The ASTER- and MODIS-derived land data and product suites have contributed to several biophysical, geological, and geophysical applications. These data also play a critical role as intellectual bridges connecting the pre-EOS era data and knowledge with future missions still taking shape. The next decade and beyond will witness the launch of a number of missions crucial to furthering terrestrial science.They include the Landsat Data Continuity Mission, the National Polar-orbiting Operational Environmental Satellite System mission and its preparatory precursor, and the NASA Decadal Survey missions, namely the Hyperspectral Infrared Imager, and the Deformation Ecosystem Structure and Dynamics of Ice missions.The overall lessons learned from the EOS ASTER and MODIS missions are critical for these future missions. Emerging frameworks for coordination like the Global Earth Observing System of Systems provide additional credence and context for these future missions as well.
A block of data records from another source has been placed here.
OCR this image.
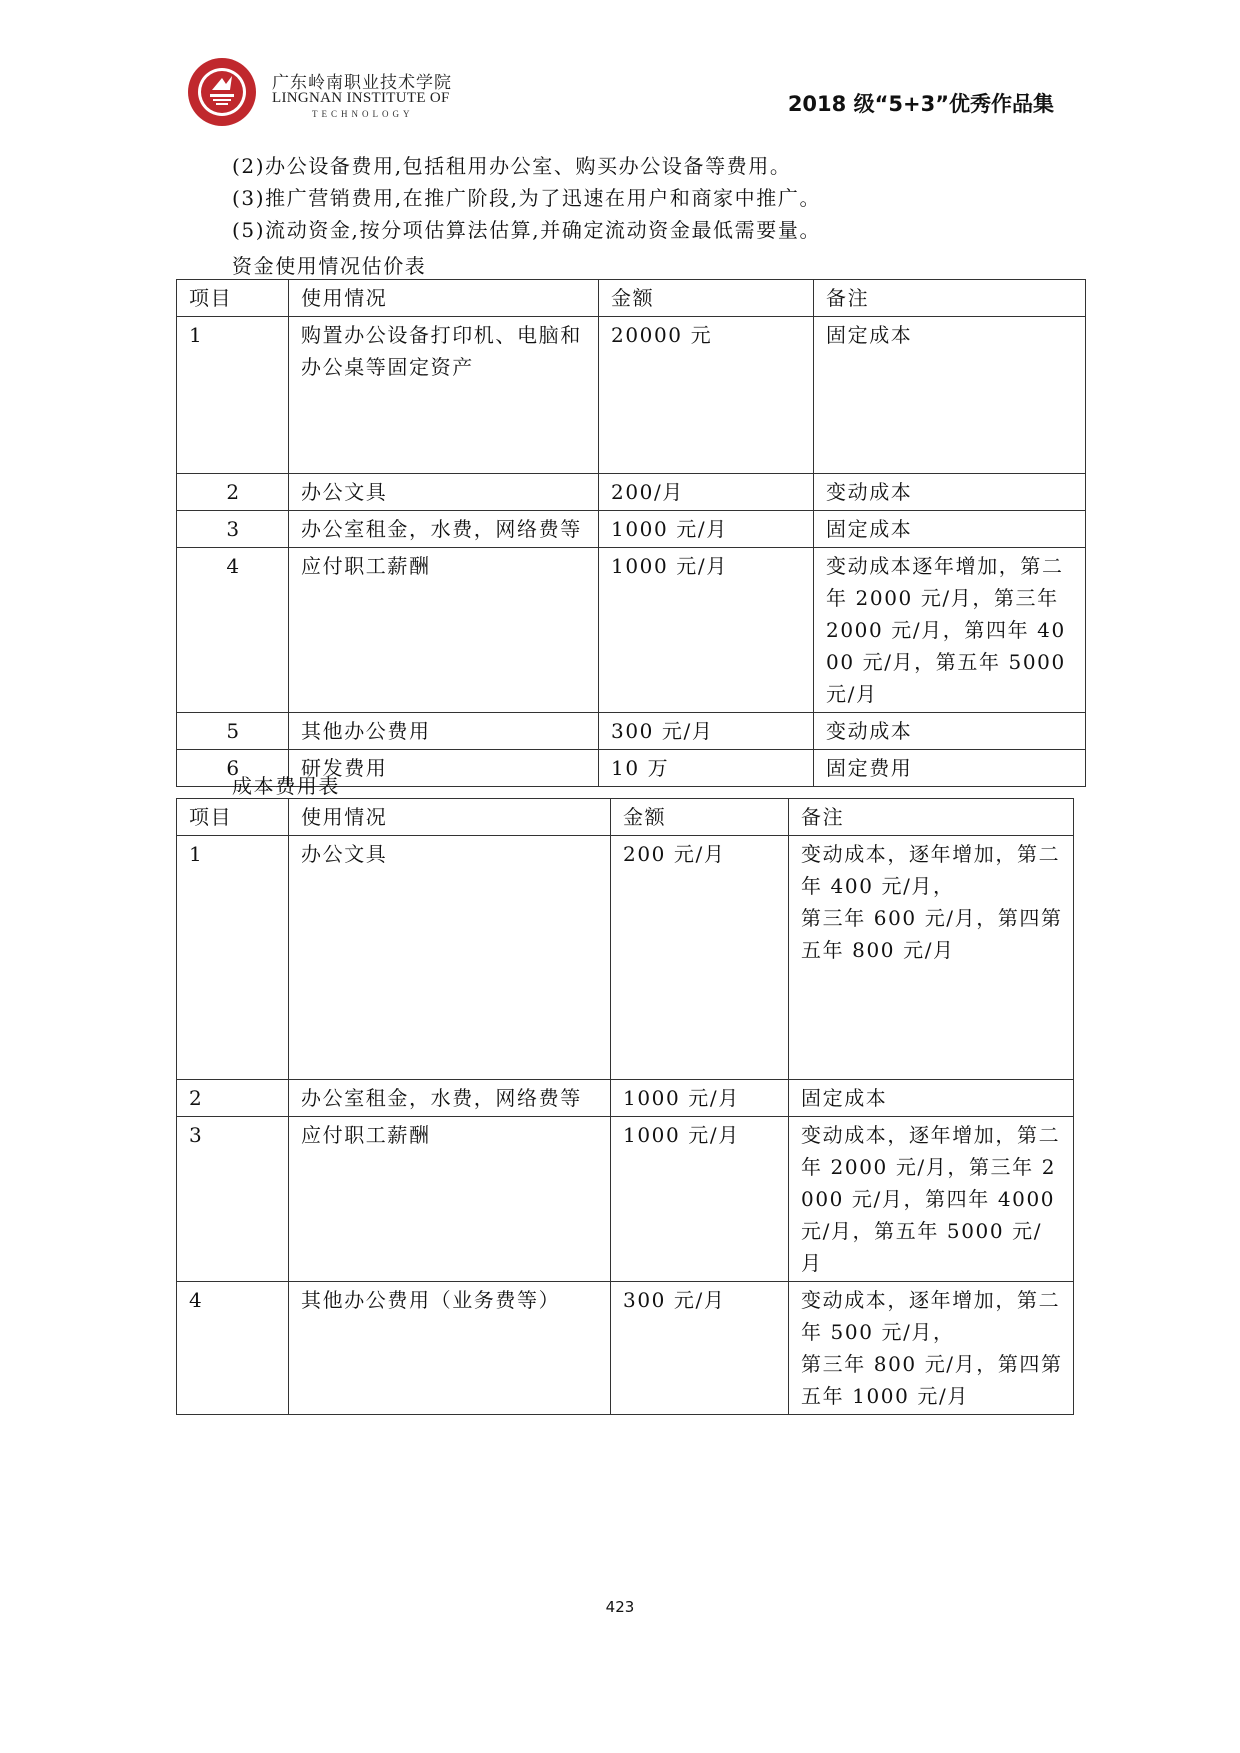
广东岭南职业技术学院
LINGNAN INSTITUTE OF
TECHNOLOGY	2018 级“5+3”优秀作品集
(2)办公设备费用,包括租用办公室、购买办公设备等费用。
(3)推广营销费用,在推广阶段,为了迅速在用户和商家中推广。
(5)流动资金,按分项估算法估算,并确定流动资金最低需要量。
资金使用情况估价表
项目	使用情况	金额	备注
1	购置办公设备打印机、电脑和办公桌等固定资产	20000 元	固定成本
2	办公文具	200/月	变动成本
3	办公室租金，水费，网络费等	1000 元/月	固定成本
4	应付职工薪酬	1000 元/月	变动成本逐年增加，第二年 2000 元/月，第三年 2000 元/月，第四年 4000 元/月，第五年 5000 元/月
5	其他办公费用	300 元/月	变动成本
6	研发费用	10 万	固定费用
成本费用表
项目	使用情况	金额	备注
1	办公文具	200 元/月	变动成本，逐年增加，第二年 400 元/月，
第三年 600 元/月，第四第五年 800 元/月

2	办公室租金，水费，网络费等	1000 元/月	固定成本
3	应付职工薪酬	1000 元/月	变动成本，逐年增加，第二年 2000 元/月，第三年 2000 元/月，第四年 4000 元/月，第五年 5000 元/月
4	其他办公费用（业务费等）	300 元/月	变动成本，逐年增加，第二年 500 元/月，
第三年 800 元/月，第四第五年 1000 元/月
423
As global environmental change in the Anthropocene age becomes more ubiquitous, the papers presented in this volume demonstrate the value of EOS for studying the Earth’s surface. The future may reflect upon the EOS era as the golden age of land remote sensing, which engendered multiple new instruments specifically designed to meet Earth science data needs. This era also saw the development of distributed data systems to generate unprecedented volumes of science quality data
and an entirely new array of validated geophysical products at multiple resolutions to address major land science questions. EOS demonstrates the rich synergistic confluence of science, engineering, and technology, which can help us decipher how our terrestrial systems both contribute and respond to global environmental change.